Enfin, voici Moscou!

C'est une déception. Moscou, c'était pour nous, pour notre imagination, la ville fabuleuse et lointaine, la ville orientale, splendide comme une cité des Mille et une Nuits, où la Grande Armée n'avait pénétré qu'avec une sorte de religieuse terreur. Et voici que nous ne trouvions qu'un fouillis de maisons basses, de cheminées d'usine, fumant parmi des dômes sans hauteur, de chantiers et d'ateliers.

Tandis que les drojkis nous menaient grand train vers le «Bazar slave», le caractère moderne de ce quartier de la ville nous choquait encore davantage. Après un arc de triomphe d'allure berlinoise, nous suivions une large rue mal pavée. Comme les maisons étaient basses, à peine un ou deux étages, toute la vie semblait écrasée, sans élan. Au milieu de ces voies, les piliers des lampes électriques avaient le grand air ridicule des peupliers isolés dans une plaine. Sur les trottoirs, les chapeaux de paille et les vestons courts, à l'européenne, étaient plus nombreux que les blouses rouges. Des tramways forçaient nos drojkis à se ranger! Seules, les icônes devant lesquelles nos cochers se signaient trois fois, les chapelles des rues où la foule des moujiks se pressait entre deux rangs de religieuses noires, où ces paysans que l'on apercevait çà et là près des longues files de chariots, nous permettaient d'espérer encore retrouver cette métropole historique que nous avions imaginée.

LES PAYSANNES EN PÈLERINAGE ARRIVÉES ENFIN À MOSCOU, LA CITÉ SAINTE (page [182]).—D'APRÈS UNE PHOTOGRAPHIE DE M. J. CAHEN.

Sur le soir, les cloches sonnèrent pour annoncer le dimanche: les battants frappaient avec régularité, les sons tombaient des tours, descendaient dans la ville, se mêlaient dans ses rues et remontaient en larges ondes comme les notes d'un unique et vaste carillon, qui aurait surgi de la terre même.
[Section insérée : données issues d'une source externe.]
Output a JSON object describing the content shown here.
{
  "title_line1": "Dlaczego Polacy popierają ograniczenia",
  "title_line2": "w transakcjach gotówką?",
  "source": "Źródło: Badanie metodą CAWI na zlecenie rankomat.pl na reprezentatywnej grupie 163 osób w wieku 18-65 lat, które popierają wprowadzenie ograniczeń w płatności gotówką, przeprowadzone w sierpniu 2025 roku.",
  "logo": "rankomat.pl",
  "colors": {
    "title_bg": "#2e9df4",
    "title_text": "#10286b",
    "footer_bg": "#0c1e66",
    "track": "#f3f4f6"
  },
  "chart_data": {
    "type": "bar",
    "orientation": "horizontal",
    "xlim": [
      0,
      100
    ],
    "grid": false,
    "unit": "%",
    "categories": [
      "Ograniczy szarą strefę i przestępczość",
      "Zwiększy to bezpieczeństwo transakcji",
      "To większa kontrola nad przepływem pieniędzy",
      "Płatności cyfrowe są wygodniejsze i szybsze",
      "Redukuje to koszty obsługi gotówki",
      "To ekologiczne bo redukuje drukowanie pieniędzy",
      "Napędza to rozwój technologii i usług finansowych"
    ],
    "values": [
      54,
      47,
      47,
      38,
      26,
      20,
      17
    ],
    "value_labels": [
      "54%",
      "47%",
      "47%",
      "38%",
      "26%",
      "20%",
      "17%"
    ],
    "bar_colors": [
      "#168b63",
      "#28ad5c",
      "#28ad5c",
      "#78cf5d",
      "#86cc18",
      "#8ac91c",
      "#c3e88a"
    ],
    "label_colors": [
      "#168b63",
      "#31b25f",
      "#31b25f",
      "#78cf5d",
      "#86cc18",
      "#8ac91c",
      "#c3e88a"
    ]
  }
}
Ce n'était point la gaieté bruyante des cloches en branle; mais il y avait dans ce bruit, je ne sais quoi de solennel, qui saisissait.

Plus tard, aux derniers moments du crépuscule, nous avons contourné le Kreml. Le mur d'enceinte, avec ses créneaux, ses portes à étages, aux toits aigus, aux images éclairées par une petite lampe, se profilait au-dessus de nous; et la masse des palais qu'il contenait nous pesait lourdement, tandis que nous allions, le long des murs, dans les anciens fossés élargis et transformés en jardins.

Peu à peu, la nuit tombait. Les tourelles, les clochetons aux arêtes vives, les dômes dorés eux-mêmes, tout s'effaçait. Seules, des murailles d'un blanc cru s'étalaient au milieu des masses rouge sombre, et le disparate de ces monuments nous choquait. Machinalement, naïvement, nous répétions le nom de Moscou, comme s'il devait évoquer enfin la cité sainte que nous voulions....

Ce fut le lendemain seulement qu'elle nous apparut: ce n'était pas dans les brumes flottantes du soir qu'il fallait chercher le Kreml et sa ville, mais sous le soleil vigoureux du matin. Le ciel avait la teinte grise des jours d'été brillants. À l'extrémité de la place Rouge, le fouillis polychrome de Saint-Basile, la fantastique église d'Ivan le Terrible, papillottait. Dans le Kreml, les dômes dorés, les clochers d'azur, les croix grecques, étincelaient. Les murailles, en briques à nu ou badigeonnées de blanc, resplendissaient d'un éclat égal; le rouge sombre des tours de l'enceinte, les tours blanches des cathédrales, la façade jaunâtre du palais Neuf, tout se perdait alors dans le même rayonnement.